L’ESC est l’un des plus anciens produits culturels d’ambition internationale de l’ère des radio-télécommunications. Il a été lancé en 1956 par une poignée de pays désireux de jouer du soft power pour redonner aux populations meurtries par les guerres la curiosité de l’autre et retrouver du même coup le goût du respect des traditions – même folkloriques – de chaque zone, pays ou région euro-occidentaux. Le concours a survécu aux différentes révolutions techniques et politiques de l’espace européen, entendu dans une acception à la fois large et fluctuante.

Événement à la fois musical et linguistique dans les attentes qu’il suscite, radiophonique et télévisuel – et largement amplifié par le moyen du web – dans sa médiatisation et sa réception, politique et pop-culturel dans sa singularisation, l’ESC est également de plus en plus théâtralisé.

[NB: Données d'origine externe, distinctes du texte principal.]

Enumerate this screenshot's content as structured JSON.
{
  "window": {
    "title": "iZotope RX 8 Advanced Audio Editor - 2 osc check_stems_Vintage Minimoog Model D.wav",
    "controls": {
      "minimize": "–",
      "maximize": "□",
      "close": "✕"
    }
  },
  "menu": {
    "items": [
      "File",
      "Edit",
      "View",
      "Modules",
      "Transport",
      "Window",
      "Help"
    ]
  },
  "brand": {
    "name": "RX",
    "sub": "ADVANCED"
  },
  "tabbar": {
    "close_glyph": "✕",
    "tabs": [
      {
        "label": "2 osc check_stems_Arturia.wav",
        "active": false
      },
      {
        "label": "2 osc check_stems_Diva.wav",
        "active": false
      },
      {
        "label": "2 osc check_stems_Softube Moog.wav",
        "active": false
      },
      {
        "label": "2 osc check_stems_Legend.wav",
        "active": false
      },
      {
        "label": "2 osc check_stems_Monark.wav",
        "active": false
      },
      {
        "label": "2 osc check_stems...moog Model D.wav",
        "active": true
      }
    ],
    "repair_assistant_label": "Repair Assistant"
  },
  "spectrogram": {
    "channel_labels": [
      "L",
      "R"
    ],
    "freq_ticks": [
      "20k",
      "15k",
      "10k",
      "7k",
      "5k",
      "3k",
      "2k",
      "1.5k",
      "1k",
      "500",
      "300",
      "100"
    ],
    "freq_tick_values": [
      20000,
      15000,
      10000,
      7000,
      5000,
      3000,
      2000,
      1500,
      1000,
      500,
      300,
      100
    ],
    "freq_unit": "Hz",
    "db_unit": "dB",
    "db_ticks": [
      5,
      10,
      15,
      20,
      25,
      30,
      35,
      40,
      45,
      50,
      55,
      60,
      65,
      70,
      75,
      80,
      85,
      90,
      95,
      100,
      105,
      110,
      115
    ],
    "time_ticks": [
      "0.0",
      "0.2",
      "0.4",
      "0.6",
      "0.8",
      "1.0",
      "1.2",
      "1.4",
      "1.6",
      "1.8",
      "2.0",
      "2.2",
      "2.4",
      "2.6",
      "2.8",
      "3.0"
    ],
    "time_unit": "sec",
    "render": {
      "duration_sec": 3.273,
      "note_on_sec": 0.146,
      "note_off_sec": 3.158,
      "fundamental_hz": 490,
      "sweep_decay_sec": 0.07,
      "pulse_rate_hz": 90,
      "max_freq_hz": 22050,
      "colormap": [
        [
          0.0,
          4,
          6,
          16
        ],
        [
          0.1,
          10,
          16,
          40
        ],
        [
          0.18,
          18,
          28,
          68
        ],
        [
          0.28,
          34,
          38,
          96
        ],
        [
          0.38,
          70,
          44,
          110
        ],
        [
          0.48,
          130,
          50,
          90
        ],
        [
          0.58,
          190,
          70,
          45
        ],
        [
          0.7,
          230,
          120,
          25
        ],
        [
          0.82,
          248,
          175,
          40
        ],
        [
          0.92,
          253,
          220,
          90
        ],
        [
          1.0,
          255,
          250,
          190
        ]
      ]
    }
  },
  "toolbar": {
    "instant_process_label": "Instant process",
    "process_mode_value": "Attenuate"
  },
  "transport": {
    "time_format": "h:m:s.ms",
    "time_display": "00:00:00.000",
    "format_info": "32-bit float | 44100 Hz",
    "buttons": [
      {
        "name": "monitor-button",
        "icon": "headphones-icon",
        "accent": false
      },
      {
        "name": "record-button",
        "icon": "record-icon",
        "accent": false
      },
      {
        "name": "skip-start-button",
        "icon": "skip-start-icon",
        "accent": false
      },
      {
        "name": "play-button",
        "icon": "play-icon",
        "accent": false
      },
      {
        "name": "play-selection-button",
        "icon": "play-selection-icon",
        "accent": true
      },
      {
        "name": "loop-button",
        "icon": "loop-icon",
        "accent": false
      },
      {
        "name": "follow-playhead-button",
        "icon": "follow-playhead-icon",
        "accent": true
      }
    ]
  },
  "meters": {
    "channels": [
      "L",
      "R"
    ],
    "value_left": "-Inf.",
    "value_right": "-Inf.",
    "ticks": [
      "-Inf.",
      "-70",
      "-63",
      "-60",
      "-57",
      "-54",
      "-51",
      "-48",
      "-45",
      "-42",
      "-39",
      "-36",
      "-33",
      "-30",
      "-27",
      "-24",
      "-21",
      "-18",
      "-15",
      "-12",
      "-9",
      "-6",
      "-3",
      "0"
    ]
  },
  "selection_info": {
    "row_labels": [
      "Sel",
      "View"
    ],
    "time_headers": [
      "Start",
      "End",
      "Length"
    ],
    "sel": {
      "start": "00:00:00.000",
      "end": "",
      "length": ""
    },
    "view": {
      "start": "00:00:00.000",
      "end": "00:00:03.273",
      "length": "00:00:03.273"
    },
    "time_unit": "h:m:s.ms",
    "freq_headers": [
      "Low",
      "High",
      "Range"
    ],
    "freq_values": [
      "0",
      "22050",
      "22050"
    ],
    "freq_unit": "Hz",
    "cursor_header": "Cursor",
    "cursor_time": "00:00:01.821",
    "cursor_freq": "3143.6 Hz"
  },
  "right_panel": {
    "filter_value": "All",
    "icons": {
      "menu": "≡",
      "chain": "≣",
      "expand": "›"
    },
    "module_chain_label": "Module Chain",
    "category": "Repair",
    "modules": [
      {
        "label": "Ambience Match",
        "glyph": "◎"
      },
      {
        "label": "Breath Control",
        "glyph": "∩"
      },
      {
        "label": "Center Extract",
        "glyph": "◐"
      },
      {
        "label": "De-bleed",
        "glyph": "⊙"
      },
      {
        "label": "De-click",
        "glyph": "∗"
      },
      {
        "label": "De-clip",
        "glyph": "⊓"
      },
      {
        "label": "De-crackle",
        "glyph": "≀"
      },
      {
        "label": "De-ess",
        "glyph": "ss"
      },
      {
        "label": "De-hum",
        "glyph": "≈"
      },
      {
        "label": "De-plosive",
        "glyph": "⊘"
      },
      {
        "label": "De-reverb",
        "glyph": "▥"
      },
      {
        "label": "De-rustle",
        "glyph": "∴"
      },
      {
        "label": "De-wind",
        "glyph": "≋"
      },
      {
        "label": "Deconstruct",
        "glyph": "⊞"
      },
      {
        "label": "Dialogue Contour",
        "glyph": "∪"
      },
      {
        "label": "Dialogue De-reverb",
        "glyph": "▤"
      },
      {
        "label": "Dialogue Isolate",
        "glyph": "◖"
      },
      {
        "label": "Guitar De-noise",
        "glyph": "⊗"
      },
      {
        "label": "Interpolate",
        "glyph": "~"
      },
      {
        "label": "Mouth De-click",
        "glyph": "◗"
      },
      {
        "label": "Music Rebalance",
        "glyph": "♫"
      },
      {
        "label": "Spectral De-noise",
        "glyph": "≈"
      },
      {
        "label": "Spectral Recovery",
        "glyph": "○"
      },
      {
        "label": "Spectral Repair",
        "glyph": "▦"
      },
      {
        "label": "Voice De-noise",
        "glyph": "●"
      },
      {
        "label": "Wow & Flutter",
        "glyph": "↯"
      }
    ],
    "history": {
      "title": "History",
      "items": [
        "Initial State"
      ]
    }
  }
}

En tant que « spectacle vivant », il est désormais un moment attendu par des milliers de fans qui se font l’écho de centaines de millions de radio et téléspectateurs et qui, par leur présence en chair et en os pendant que d’autres suivent les performances à distance, ancrent l’onde d’activités sur les réseaux sociaux dans une réalité indispensable.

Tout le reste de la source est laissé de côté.